RSC and Shanghai Dramatic Arts Centre Collaboration

The Royal Shakespeare Company (RSC) and the Shanghai Dramatic Arts Centre (SDAC) recently signed a memorandum of understanding to collaborate on a new Chinese production of Henry V in 2016, premiering at the Shanghai Dramatic Arts Centre in November 2016.

The production will be based on the RSC’s new theatrically-viable Chinese translation of Shakespeare’s Henry V, currently in development, a process which started in the Company’s rehearsal rooms this summer. Acclaimed playwright and SDAC Artistic Director, Nick Yu, is leading the pilot project with RSC Artistic Director, Gregory Doran, and Professor Zhang Chong, to translate the text into an actor-friendly version, accessible for contemporary audiences. It will be the first project in the RSC’s initiative to translate all Shakespeare’s plays in the First Folio into Chinese. A parallel project will see translations of Chinese classics into English.
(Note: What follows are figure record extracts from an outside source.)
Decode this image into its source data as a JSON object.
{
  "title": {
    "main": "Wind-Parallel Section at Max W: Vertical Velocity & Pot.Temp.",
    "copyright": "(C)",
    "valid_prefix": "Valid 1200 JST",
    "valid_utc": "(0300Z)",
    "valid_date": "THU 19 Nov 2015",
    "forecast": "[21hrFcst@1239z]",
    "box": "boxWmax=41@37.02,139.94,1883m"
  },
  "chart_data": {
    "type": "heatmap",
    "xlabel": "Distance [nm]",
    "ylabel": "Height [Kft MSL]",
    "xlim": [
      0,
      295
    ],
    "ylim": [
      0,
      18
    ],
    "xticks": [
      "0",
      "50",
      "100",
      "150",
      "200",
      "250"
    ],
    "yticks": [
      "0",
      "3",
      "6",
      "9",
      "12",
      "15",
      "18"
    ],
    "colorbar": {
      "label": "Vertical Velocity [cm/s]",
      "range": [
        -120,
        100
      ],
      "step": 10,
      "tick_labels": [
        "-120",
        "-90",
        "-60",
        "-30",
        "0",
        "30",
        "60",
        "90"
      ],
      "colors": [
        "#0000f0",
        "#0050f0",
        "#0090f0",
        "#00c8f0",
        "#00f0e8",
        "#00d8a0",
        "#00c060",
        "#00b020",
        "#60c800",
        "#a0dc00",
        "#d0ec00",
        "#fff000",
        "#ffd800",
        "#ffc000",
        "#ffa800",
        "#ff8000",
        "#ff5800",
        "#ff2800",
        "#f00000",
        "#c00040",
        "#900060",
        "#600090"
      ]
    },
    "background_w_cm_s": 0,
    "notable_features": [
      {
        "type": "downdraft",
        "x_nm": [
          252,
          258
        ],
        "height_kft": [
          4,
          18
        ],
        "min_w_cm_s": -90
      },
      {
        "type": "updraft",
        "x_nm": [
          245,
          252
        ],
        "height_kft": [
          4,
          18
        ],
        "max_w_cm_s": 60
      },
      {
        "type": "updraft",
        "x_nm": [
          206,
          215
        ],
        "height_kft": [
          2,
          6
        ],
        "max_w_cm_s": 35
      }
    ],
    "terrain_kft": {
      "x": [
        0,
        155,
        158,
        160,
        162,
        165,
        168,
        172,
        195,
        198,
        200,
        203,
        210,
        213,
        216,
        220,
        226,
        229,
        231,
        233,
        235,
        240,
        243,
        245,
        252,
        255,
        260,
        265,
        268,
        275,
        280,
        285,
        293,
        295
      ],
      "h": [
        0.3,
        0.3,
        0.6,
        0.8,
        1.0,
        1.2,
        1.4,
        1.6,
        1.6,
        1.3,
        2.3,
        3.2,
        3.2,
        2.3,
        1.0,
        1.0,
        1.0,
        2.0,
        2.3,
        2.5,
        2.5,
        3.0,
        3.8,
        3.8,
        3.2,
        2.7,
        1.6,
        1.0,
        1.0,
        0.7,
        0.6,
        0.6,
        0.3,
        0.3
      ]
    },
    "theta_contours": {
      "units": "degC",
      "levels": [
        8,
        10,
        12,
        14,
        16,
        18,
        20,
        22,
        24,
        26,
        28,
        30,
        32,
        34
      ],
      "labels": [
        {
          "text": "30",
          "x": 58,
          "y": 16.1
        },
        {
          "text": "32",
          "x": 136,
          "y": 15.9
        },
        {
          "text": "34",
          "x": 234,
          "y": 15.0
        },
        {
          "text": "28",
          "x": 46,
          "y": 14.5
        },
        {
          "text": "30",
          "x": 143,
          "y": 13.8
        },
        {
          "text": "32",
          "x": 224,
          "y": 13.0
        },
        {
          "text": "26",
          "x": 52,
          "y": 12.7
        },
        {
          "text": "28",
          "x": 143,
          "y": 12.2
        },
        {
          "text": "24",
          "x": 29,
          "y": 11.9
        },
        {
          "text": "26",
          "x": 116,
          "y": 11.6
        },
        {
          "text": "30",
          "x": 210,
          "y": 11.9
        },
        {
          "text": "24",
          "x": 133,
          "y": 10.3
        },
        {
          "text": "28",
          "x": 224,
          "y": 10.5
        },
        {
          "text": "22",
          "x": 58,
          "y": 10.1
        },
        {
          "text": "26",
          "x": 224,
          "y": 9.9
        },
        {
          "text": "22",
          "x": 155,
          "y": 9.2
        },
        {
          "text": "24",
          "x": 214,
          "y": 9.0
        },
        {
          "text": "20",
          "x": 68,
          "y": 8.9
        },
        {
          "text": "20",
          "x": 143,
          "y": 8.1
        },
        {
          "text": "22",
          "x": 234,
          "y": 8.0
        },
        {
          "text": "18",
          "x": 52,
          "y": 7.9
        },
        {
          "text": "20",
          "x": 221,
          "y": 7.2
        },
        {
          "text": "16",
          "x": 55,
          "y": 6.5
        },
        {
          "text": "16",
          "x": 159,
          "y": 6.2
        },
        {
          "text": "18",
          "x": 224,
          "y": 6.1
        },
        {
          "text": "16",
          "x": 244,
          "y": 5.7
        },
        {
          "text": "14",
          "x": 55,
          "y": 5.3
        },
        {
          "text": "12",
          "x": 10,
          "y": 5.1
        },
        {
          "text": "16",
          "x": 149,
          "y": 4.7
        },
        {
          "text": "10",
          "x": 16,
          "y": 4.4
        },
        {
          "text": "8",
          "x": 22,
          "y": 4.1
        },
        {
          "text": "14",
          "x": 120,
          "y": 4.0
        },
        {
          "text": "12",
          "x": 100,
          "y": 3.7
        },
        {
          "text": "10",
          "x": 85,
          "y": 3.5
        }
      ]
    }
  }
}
RSC Associate Director, Owen Horsley, will direct the Chinese production of Henry V and an RSC creative team, led by Owen, will work with SDAC colleagues to stage it in Shanghai. It is intended to be the first time in China that a Chinese theatre company will demonstrate the RSC’s approach to staging Shakespeare. The collaboration will bring Shakespeare’s work to a new audience in his 400th anniversary year.

Gregory Doran, RSC Artistic Director, said: “We are delighted to be working with Shanghai Dramatic Arts Centre on their new production of Henry V, based on a translation developed in the heart of our rehearsal rooms. We learn so much about one another’s culture through sharing the stories we tell.  This will be a fantastic opportunity for Chinese artists and theatre makers and the RSC’s theatre makers and technical teams to work together to share skills and experiences, and build a new understanding of theatre in both cultures.”

Nick Yu, Artistic Director, SDAC, said: “We are so pleased to be bringing Shakespeare to new audiences and connecting theatre practitioners, writers and educators in both countries. Through collaboration, we will all gain a deeper understanding of each other’s culture, traditions, society and increase knowledge of industry practices.”